I’m dreaming. My dream erases the years. Monsieur von Mützenbecher appears before me, not in a suit jacket or black morning coat, as I was used to seeing him, but in a German officer’s uniform. I turn over on the straw. Monsieur von Mützenbecher is saluting me. I can see that he is surprised by my reserve. These people have hardly any imagination or taste. An oaf like all the others. Does he think I’m going to jump into his arms?

“Weimar,” I say to him, “Weimar and Nietzsche and your idolatry of French painting; all that was only a fifth column.”

“No,” he responds, “the German aristocracy never loved Hitler.”

“But it serves him.”

“No, it serves Germany. Even if Germany is wrong, even if Germany is criminal; did you want us to betray her? We are not in the
days when generals committed treason without dishonoring themselves. You must admit, that is one of the effects of your democracy … Thus we, the officers, have been obligated to follow our troops. It is history turned upside down.”

He bursts out laughing, a false laughter, a philosophical laughter.

“This is the world inverted, like a glove turned inside out. But our meeting is the spark, the spark that rights the world … Look …”

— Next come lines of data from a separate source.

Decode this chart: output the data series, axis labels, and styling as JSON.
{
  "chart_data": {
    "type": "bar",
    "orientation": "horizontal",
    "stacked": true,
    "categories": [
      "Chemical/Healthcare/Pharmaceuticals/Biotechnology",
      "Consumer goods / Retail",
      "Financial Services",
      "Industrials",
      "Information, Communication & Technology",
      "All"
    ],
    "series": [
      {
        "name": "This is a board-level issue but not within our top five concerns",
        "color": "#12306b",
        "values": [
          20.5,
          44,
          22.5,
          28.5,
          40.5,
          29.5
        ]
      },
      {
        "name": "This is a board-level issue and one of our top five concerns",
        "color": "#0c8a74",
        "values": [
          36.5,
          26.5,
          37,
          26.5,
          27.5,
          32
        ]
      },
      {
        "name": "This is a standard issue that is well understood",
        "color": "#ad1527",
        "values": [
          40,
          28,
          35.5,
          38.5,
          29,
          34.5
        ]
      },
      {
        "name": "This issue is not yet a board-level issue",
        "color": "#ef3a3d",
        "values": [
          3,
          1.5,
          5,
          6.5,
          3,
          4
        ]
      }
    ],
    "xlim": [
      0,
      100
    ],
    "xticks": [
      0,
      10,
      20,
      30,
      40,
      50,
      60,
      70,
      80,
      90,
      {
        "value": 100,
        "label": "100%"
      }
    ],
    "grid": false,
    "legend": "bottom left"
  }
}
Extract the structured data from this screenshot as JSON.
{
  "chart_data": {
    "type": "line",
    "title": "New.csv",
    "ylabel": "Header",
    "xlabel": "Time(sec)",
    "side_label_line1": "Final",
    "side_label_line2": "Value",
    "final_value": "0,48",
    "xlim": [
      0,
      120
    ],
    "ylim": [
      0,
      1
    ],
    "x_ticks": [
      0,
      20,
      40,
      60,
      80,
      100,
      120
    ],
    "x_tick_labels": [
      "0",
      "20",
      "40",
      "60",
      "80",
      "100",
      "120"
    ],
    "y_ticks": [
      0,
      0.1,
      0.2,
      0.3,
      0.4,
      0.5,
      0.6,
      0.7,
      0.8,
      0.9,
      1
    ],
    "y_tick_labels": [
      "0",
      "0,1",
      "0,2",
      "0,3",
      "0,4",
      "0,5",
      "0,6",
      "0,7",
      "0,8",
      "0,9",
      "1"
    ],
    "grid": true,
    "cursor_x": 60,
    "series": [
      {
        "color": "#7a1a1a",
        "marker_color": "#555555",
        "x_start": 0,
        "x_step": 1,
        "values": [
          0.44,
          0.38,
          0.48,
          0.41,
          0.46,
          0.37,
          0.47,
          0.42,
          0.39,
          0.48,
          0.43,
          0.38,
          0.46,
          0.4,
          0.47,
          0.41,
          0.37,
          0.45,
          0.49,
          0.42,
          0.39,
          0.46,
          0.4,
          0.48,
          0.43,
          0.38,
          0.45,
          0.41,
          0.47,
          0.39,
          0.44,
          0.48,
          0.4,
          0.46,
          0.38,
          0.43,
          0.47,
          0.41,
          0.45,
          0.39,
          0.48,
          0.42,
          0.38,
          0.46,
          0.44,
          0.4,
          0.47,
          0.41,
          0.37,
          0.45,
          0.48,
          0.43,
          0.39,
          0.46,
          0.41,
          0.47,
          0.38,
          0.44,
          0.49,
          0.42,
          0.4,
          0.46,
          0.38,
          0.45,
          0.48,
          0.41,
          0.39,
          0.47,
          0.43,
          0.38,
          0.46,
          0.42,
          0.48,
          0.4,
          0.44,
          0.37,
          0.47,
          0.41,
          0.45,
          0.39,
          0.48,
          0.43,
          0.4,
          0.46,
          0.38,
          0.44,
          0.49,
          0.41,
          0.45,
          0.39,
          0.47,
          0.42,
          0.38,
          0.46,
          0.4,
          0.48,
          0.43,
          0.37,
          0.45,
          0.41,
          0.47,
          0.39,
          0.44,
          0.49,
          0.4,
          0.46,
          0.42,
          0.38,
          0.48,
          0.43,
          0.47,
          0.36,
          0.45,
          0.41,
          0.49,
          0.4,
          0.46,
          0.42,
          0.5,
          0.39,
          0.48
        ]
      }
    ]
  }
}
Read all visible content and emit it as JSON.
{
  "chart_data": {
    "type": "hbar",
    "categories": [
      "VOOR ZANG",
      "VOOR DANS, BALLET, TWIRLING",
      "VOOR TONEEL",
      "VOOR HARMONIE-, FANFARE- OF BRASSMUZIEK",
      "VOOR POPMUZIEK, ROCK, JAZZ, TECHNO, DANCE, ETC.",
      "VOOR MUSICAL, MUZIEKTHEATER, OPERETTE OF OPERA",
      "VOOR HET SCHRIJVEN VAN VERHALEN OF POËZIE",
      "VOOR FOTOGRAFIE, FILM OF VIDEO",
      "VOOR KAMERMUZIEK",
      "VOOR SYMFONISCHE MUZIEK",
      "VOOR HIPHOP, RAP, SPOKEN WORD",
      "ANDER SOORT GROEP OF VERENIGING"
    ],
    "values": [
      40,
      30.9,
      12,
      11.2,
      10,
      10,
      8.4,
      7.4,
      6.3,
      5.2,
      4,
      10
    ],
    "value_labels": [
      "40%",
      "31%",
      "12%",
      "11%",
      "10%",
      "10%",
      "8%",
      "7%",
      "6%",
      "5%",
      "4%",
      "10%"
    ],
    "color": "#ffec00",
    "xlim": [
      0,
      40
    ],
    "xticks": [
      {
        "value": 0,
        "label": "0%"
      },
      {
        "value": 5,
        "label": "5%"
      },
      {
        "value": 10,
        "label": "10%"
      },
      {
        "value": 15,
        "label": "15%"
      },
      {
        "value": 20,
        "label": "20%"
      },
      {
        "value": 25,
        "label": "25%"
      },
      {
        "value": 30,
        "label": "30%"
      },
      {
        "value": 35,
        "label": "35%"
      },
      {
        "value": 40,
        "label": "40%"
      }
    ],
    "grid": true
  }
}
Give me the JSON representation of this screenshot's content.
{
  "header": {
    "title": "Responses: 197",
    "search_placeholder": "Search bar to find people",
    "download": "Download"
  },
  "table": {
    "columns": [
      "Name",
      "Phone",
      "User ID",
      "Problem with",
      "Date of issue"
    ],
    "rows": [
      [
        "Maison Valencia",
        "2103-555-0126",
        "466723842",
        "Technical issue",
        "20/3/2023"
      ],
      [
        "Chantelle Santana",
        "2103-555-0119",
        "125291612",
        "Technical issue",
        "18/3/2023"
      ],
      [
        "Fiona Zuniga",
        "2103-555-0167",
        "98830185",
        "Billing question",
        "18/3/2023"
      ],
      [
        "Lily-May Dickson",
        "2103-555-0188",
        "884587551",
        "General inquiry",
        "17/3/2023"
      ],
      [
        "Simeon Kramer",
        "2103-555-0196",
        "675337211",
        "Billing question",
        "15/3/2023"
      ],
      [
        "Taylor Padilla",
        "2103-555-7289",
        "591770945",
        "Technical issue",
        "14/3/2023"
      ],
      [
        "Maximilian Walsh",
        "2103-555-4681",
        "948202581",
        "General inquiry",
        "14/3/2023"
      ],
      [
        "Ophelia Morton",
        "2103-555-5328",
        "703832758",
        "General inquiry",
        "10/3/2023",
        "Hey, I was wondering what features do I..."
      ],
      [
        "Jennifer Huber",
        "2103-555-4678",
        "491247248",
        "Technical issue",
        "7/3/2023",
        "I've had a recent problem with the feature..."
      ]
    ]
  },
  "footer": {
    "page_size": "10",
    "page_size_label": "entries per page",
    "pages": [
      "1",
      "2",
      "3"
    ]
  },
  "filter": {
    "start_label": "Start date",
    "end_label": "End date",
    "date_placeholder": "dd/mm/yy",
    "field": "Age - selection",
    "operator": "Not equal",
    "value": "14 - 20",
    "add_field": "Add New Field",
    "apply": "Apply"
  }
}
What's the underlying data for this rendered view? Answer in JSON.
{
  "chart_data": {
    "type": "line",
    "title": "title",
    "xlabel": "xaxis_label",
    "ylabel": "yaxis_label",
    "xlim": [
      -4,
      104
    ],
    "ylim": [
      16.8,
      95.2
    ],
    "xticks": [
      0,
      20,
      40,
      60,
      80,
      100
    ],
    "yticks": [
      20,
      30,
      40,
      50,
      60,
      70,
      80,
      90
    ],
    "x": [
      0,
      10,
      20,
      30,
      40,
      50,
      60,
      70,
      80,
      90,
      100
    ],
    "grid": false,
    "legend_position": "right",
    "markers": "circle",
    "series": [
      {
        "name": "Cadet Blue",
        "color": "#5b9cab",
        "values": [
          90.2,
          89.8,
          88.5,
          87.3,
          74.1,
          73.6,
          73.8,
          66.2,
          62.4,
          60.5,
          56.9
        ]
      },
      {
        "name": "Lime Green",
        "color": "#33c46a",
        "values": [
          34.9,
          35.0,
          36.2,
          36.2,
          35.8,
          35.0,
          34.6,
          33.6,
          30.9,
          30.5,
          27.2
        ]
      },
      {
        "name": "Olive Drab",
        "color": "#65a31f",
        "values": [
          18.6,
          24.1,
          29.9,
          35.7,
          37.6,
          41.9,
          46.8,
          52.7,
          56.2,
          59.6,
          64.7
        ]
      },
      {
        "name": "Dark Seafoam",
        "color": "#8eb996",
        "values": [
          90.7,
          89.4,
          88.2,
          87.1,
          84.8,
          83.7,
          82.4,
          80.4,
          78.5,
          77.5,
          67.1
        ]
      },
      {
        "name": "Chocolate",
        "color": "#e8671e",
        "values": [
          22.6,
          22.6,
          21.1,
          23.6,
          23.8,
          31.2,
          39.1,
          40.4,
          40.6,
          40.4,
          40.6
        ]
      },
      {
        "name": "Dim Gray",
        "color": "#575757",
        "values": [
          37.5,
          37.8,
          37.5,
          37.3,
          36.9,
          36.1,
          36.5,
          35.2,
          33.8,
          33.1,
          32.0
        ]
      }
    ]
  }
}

And indeed I see German soldiers forming up, leaving, marching in step toward the Rhine, returning home.

I no longer saw the Loire. The Loire was no longer anything more to me than a strategic myth. From the courtyard I see shrubs, fields. I have no connection to this featureless, flat landscape, which seems laid out by chance and to which only chance has led me. And I sense clearly that I’m granted these two meters of courtyard and the straw I have for the night only reluctantly. Such as when I apologized to Soutreux for whatever trouble I might cause her, and she replied, “But no … you can certainly stay here for a day or two.” Other landscapes, old homesteads, I yearn for them, I can’t let go; I’d like to be there in the blink of an eye, by a miracle. I’ve left pieces of my life there. Such as my cousin Nicot’s house overlooking the Saône. How nicely it all comes together: the river, the old gate, the ancient garden, the welcome and hospitality, the ten-year-old Chardonnay rich as hazelnuts, the 1840 folding screen that instantly puts me into a fairy tale. The house in Saint-Amour, the house in Villars, I’ve thought about them the way thinking of fruit makes one’s mouth water.

I’d like to escape, to escape to any time, any place where I don’t know the price of mattresses, of beveled-glass windowpanes and gardeners’ hours. I hope to console myself contemplating three rosebushes against a background of locust trees. It’s a momentary pleasure. An old habit. Man isn’t only an eye. These are the war’s roses, the debacle’s roses, Soutreux’s roses.

Some German planes pass overhead, practically hedge-hopping. We’re watched even from the sky.

A rumor circulates that the Italians are in Nice. At that point I didn’t know I possessed Nice. I didn’t know I was the owner of
Nice … I didn’t realize all my proprietary instincts. Nice had just been snatched away from me.

The
vieux monsieur
comes over to me looking desperate and furious.